Espace de libertés – Novembre 2015

Turquie: à l’école des bons petits musulmans


International
« La République de Turquie est un État de droit démocratique, laïque et social, respectueuse des droits de l’homme. » (1) Diffcile de trouver quelqu’un qui oserait encore affirmer cela aujourd’hui alors que le pays a pris un tournant antidémocratique et islamique. Car depuis le coup d’État de 1980, l’islam s’immisce dans le système éducatif turc.

La junte turque a commencé par amender la Constitution, en 1983, en y ajoutant un article qui oblige « l’enseignement de la culture religieuse et de la morale » dans les établissements scolaires du primaire et du secondaire. Malgré son intitulé, il s’agit en fait d’un cours de religion sunnite dispensé par des diplômés de la faculté de théologie. Des enfants de 10 ans doivent ainsi mémoriser des versets du Coran en langue arabe et prier en classe. L’État se justifie en affirmant que de nombreuses religions sont abordées dans ce cours. En réalité, seul un petit chapitre est consacré aux autres religions et sectes, à raison d’une demi-heure par an.

Même pour les athées, ce cours est obligatoire. Il est théoriquement possible de demander une exemption, mais la loi n’accorde cette possibilité qu’aux chrétiens et aux juifs. Comment l’État connaît-il votre religion? En la mentionnant sur la carte d’identité: l’islam, par défaut, sauf si vous êtes né dans une famille chrétienne ou juive. Il est facile, mais risqué, de faire supprimer cette mention, car vous vous exposez à une discrimination, en particulier si vous travaillez pour l’État. La Cour européenne des droits de l’homme a récemment estimé que ces cours obligatoires et la mention automatique de la religion sur la carte d’identité étaient contraires aux droits de l’homme, mais le gouvernement a refusé de se conformer à cet arrêt.

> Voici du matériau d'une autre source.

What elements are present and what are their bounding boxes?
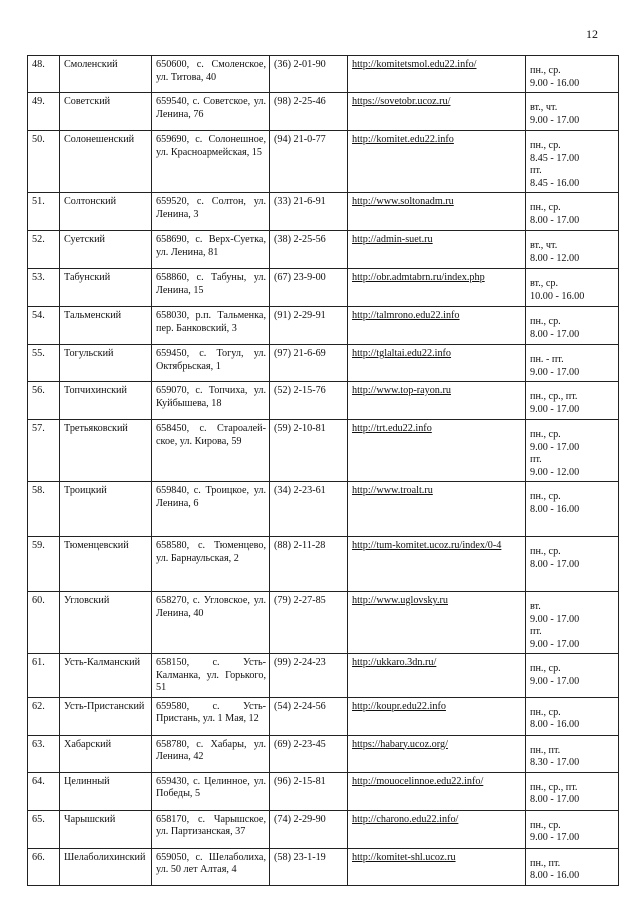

Prolifération des lycées religieux

L’introduction de cours de religion obligatoires n’a pas été le seul changement. La Turquie connaît actuellement une explosion du nombre de lycées Imam Hatip, des écoles professionnelles formant traditionnellement les imams des mosquées. Elles constituent à présent un système d’écoles parallèles dans lequel de nombreux cours traditionnels sont remplacés par des cours de religion islamique. En 1975, il y avait 100 lycées Imam Hatip; en 1991, 780 et aujourd’hui, on en compte 2.074. Lors de l’arrivée de l’AKP (2) au pouvoir en 2002, 64.534 lycéens fréquentaient ces établissements. Ils sont aujourd’hui 450.969.

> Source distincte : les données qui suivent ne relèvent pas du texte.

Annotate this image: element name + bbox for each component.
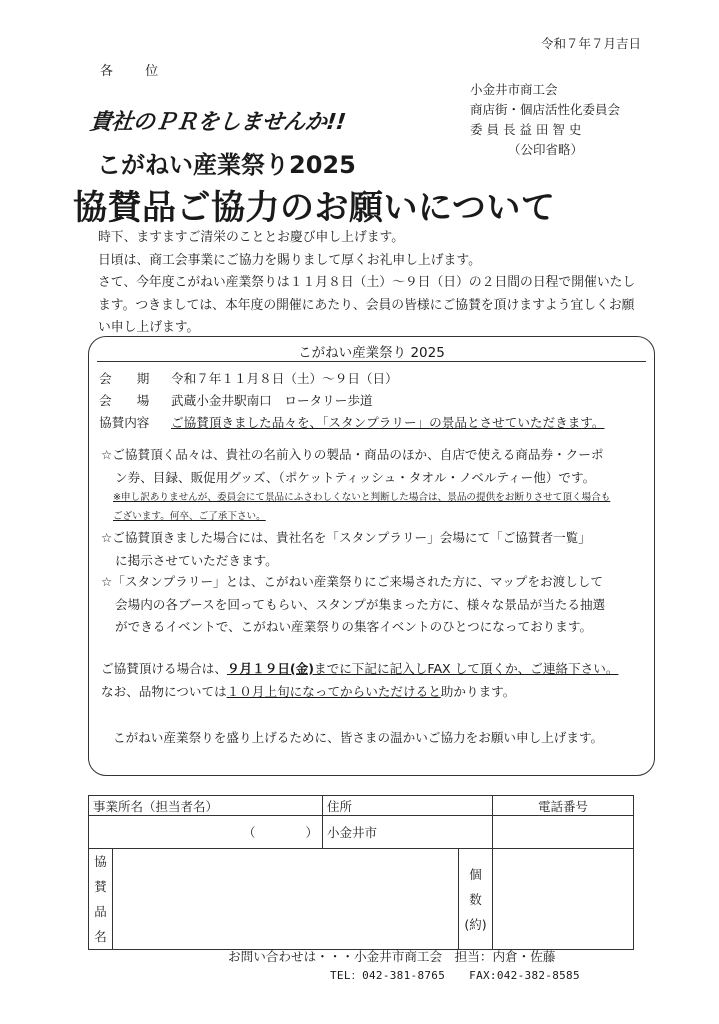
deadline-pre: ご協賛頂ける場合は、	[101, 661, 227, 676]
contact-line: お問い合わせは・・・小金井市商工会 担当：内倉・佐藤	[228, 949, 556, 964]
label-char: 名	[94, 929, 107, 944]
goods-name-label	[89, 849, 113, 950]
main-title: 協賛品ご協力のお願いについて	[73, 188, 556, 228]
closing-line: こがねい産業祭りを盛り上げるために、皆さまの温かいご協力をお願い申し上げます。	[113, 730, 604, 745]
sender-block	[470, 80, 620, 160]
bullet-line: ☆「スタンプラリー」とは、こがねい産業祭りにご来場された方に、マップをお渡しして	[101, 574, 603, 589]
goods-timing: １０月上旬になってからいただけると	[226, 684, 441, 699]
tel-number: TEL：042-381-8765	[330, 969, 446, 982]
address-field[interactable]	[323, 816, 493, 849]
bullet-line: ☆ご協賛頂く品々は、貴社の名前入りの製品・商品のほか、自店で使える商品券・クーポ	[101, 447, 604, 462]
seal-note: （公印省略）	[508, 142, 584, 157]
bullet-line: ☆ご協賛頂きました場合には、貴社名を「スタンプラリー」会場にて「ご協賛者一覧」	[101, 530, 591, 545]
pr-headline: 貴社のＰＲをしませんか!!	[88, 110, 347, 135]
content-label: 協賛内容	[99, 415, 150, 430]
label-char: 賛	[94, 879, 107, 894]
phone-header: 電話番号	[493, 796, 634, 816]
intro-line: 時下、ますますご清栄のこととお慶び申し上げます。	[98, 230, 405, 245]
recipient: 各 位	[100, 64, 173, 79]
event-info-box	[88, 336, 655, 776]
content-value: ご協賛頂きました品々を、「スタンプラリー」の景品とさせていただきます。	[171, 415, 605, 430]
intro-line: さて、今年度こがねい産業祭りは１１月８日（土）～９日（日）の２日間の日程で開催いたします。つきましては、本年度の開催にあたり、会員の皆様にご協賛を頂けますよう宜しくお願い申し上げます。	[98, 275, 636, 335]
company-name-field[interactable]	[89, 816, 323, 849]
event-title: こがねい産業祭り2025	[97, 151, 356, 179]
period-label: 会 期	[99, 371, 150, 386]
venue-value: 武蔵小金井駅南口 ロータリー歩道	[171, 393, 373, 408]
note-line: ございます。何卒、ご了承下さい。	[113, 511, 266, 522]
label-char: 個	[469, 866, 482, 882]
address-header: 住所	[323, 796, 493, 816]
goods-timing-line	[101, 681, 515, 700]
goods-name-field[interactable]	[113, 849, 459, 950]
contact-person-paren: （ ）	[243, 825, 319, 840]
city-prefix: 小金井市	[327, 825, 378, 840]
application-form	[88, 795, 634, 950]
note-line: ※申し訳ありませんが、委員会にて景品にふさわしくないと判断した場合は、景品の提供をお断りさせて頂く場合も	[113, 492, 611, 503]
label-char: 協	[94, 854, 107, 869]
bullet-line: ができるイベントで、こがねい産業祭りの集客イベントのひとつになっております。	[115, 619, 593, 634]
bullet-line: ン券、目録、販促用グッズ、（ポケットティッシュ・タオル・ノベルティー他）です。	[115, 469, 596, 485]
period-value: 令和７年１１月８日（土）～９日（日）	[171, 371, 398, 386]
quantity-field[interactable]	[493, 849, 634, 950]
bullet-line: に掲示させていただきます。	[115, 552, 278, 568]
bullet-line: 会場内の各ブースを回ってもらい、スタンプが集まった方に、様々な景品が当たる抽選	[115, 596, 606, 612]
quantity-label	[459, 849, 493, 950]
bullet-goods	[101, 444, 641, 489]
deadline-post: までに下記に記入しFAX して頂くか、ご連絡下さい。	[314, 661, 619, 676]
tel-fax-line	[330, 967, 580, 983]
deadline-date: ９月１９日(金)	[226, 661, 315, 676]
deadline-line	[101, 658, 618, 677]
intro-text	[98, 227, 638, 340]
disclaimer-note	[113, 488, 638, 526]
intro-line: 日頃は、商工会事業にご協力を賜りまして厚くお礼申し上げます。	[98, 252, 481, 268]
venue-label: 会 場	[99, 393, 150, 408]
sender-chair: 委 員 長 益 田 智 史	[470, 122, 582, 137]
label-char: (約)	[464, 916, 487, 932]
goods-pre: なお、品物については	[101, 684, 227, 699]
label-char: 数	[469, 891, 482, 907]
divider	[97, 361, 646, 362]
label-char: 品	[94, 904, 107, 919]
bullet-listing	[101, 527, 641, 572]
phone-field[interactable]	[493, 816, 634, 849]
bullet-stamp-rally	[101, 571, 641, 639]
sender-org: 小金井市商工会	[470, 82, 558, 97]
box-title: こがねい産業祭り 2025	[298, 345, 445, 361]
sender-committee: 商店街・個店活性化委員会	[470, 102, 621, 117]
issue-date: 令和７年７月吉日	[540, 36, 641, 51]
goods-post: 助かります。	[440, 684, 516, 699]
fax-number: FAX:042-382-8585	[469, 969, 580, 982]
company-header: 事業所名（担当者名）	[89, 796, 323, 816]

Aujourd’hui, on ne trouve plus aucun lycée non religieux dans certains districts d’Istanbul.

La multiplication des lycées Imam Hatip a été possible grâce à la transformation des établissements secondaires classiques, à tel point qu’aujourd’hui on ne trouve plus aucun lycée non religieux dans certains districts d’Istanbul. Les parents sont donc contraints d’inscrire leurs enfants dans ces établissements ou de payer les frais de scolarité d’une école privée. Cem Sarıkaya, 15 ans, ls d’un couple athée d’origine alevi, n’avait pas obtenu d’assez bonnes notes au test d’évaluation national et ses points ne lui donnaient accès qu’aux lycées locaux –tous des Imam Hatip. Ses parents, qui ne pouvaient pas l’inscrire dans une école privée, ont donc décidé de l’envoyer dans un lycée public de la ville d’Eskisehir, située à 320 km du domicile familial. « Mais aujourd’hui, nous avons appris que dans ce lycée aussi, il était obligatoire de choisir toutes les options de religion. Il suit à présent quatre cours de religion! », explique son père, Selami Sarikaya, 41 ans. Forcer les élèves à suivre ces cours, en ne proposant que des options en rapport avec la religion, est désormais une pratique courante.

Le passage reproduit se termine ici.